The level of union involvement in how the hospital is managed is impressive, says Candice Owley, chair of the program and policy council and an AFT vice president. There has been labor-management cooperation in traditional areas such as working conditions, Owley says, but now labor and management are broadening their efforts, "which is unique and unusual in a healthcare setting."
"There is a stark contrast between a unionized facility that accepts the input of its workers and nonunionized facilities that don't listen to them" even though the latter facilities are struggling to retain workers, says Ann Twomey, president of Health Professionals and Allied Employees in New Jersey and a member of the program and policy council. "The ability to work with management is a win, win, win situation for healthcare workers, the patients and management," notes Twomey, also an AFT vice president.
A brighter future
Although the partnership is not utopia, working conditions have become decidedly better.
Before the collaboration, the unions and Kaiser had a traditional labor-management relationship, says Geroux. "Only certain things were discussed with management. They didn't have to talk to us about anything outside the NLRB box or share information about their business practices," says Geroux.
With partnership, "everything is on the table for discussionÑfrom staffing to the budget," says Moore.

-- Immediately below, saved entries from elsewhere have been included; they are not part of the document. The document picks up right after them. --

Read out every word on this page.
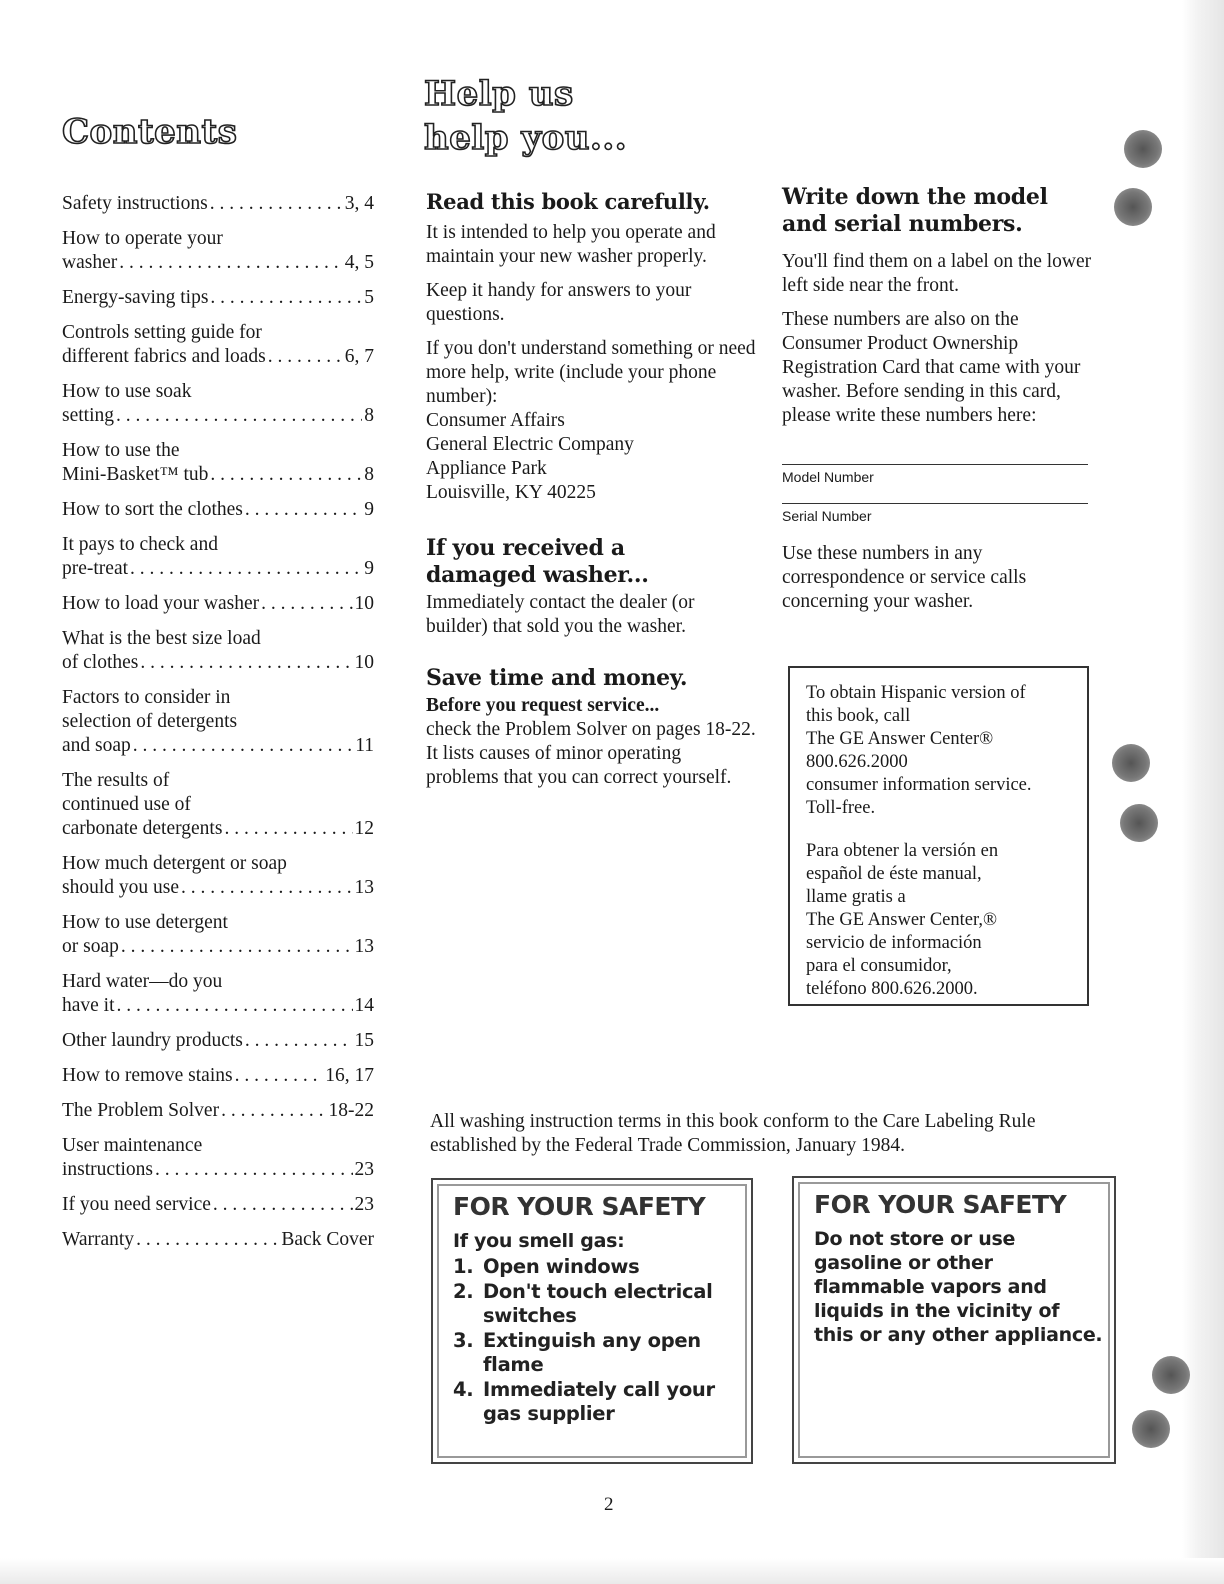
Contents
Help us
help you...
Safety instructions . . .	3, 4
How to operate your
washer . . .	4, 5
Energy-saving tips . . .	5
Controls setting guide for
different fabrics and loads . . .	6, 7
How to use soak
setting . . .	8
How to use the
Mini-Basket™ tub . . .	8
How to sort the clothes . . .	9
It pays to check and
pre-treat . . .	9
How to load your washer . . .	10
What is the best size load
of clothes . . .	10
Factors to consider in
selection of detergents
and soap . . .	11
The results of
continued use of
carbonate detergents . . .	12
How much detergent or soap
should you use . . .	13
How to use detergent
or soap . . .	13
Hard water—do you
have it . . .	14
Other laundry products . . .	15
How to remove stains . . .	16, 17
The Problem Solver . . .	18-22
User maintenance
instructions . . .	23
If you need service . . .	23
Warranty . . .	Back Cover
Read this book carefully.
It is intended to help you operate and maintain your new washer properly.
Keep it handy for answers to your questions.
If you don't understand something or need more help, write (include your phone number):
Consumer Affairs
General Electric Company
Appliance Park
Louisville, KY 40225
If you received a
damaged washer...
Immediately contact the dealer (or builder) that sold you the washer.
Save time and money.
Before you request service...
check the Problem Solver on pages 18-22. It lists causes of minor operating problems that you can correct yourself.
Write down the model
and serial numbers.
You'll find them on a label on the lower left side near the front.
These numbers are also on the Consumer Product Ownership Registration Card that came with your washer. Before sending in this card, please write these numbers here:
Model Number
Serial Number
Use these numbers in any correspondence or service calls concerning your washer.
To obtain Hispanic version of
this book, call
The GE Answer Center®
800.626.2000
consumer information service.
Toll-free.
Para obtener la versión en
español de éste manual,
llame gratis a
The GE Answer Center,®
servicio de información
para el consumidor,
teléfono 800.626.2000.
All washing instruction terms in this book conform to the Care Labeling Rule established by the Federal Trade Commission, January 1984.
FOR YOUR SAFETY
If you smell gas:
1. Open windows
2. Don't touch electrical switches
3. Extinguish any open flame
4. Immediately call your gas supplier
FOR YOUR SAFETY
Do not store or use gasoline or other flammable vapors and liquids in the vicinity of this or any other appliance.
2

"It is empowering. It has given members a voice," Geroux points out.
Still, management and labor do bump heads on occasion.
"Traditionally, power has been with management, but we are changing that culture; and there are some managers who don't want to relinquish control or share the power," says Geroux.
There also has been resistance to funding union activity. For example, the unions are forming steward councils at their facilities to share information about partnership activities and identify union activists to get involved in the joint effort.
"The biggest learning curve is getting management to see the connection between our work and their business. Some in management don't understand why the company should pay for union activity," Geroux explains. "Unions have to have some way to communicate with each other. It is a must for us at this point in the partnership."
The connection between each of the unions within the coalition has been much easier to create, although it requires a lot of maintenance and the ability to quell tensions, says Geroux.
By sharing power, we can save money and increase the quality of care at the same time, says Jeff Harris, an ICU nurse and president of the nurse bargaining unit at Kaiser Sunnyside.
That is what the partnership is about, says Geroux. Staffing agencies may pay their workers more, but healthcare workers in the partnership see that it provides the whole package: good wages, a voice at work and ever-improving working conditions, she says.
It's clear that the partnership's efforts are working at Kaiser Sunnyside. In the last three years, the RN vacancy rate has been clearly cut in half. In March 2001, the rate was 8.7 percent. By March 2003, the rate dropped to 4.9 percent.
The standards at Kaiser are miles ahead of community standards, says Moore. "A year from now, Kaiser Sunnyside will be the best hospital in the Kaiser partnership."
"OFNHP has been organized for 25 years, and we're more engaged in union work than ever. The dream is to change the environment and to have a voice," says Geroux.
At Kaiser Sunnyside, many union members believe that the labor-management partnership just might be the closest thing to a dream come true.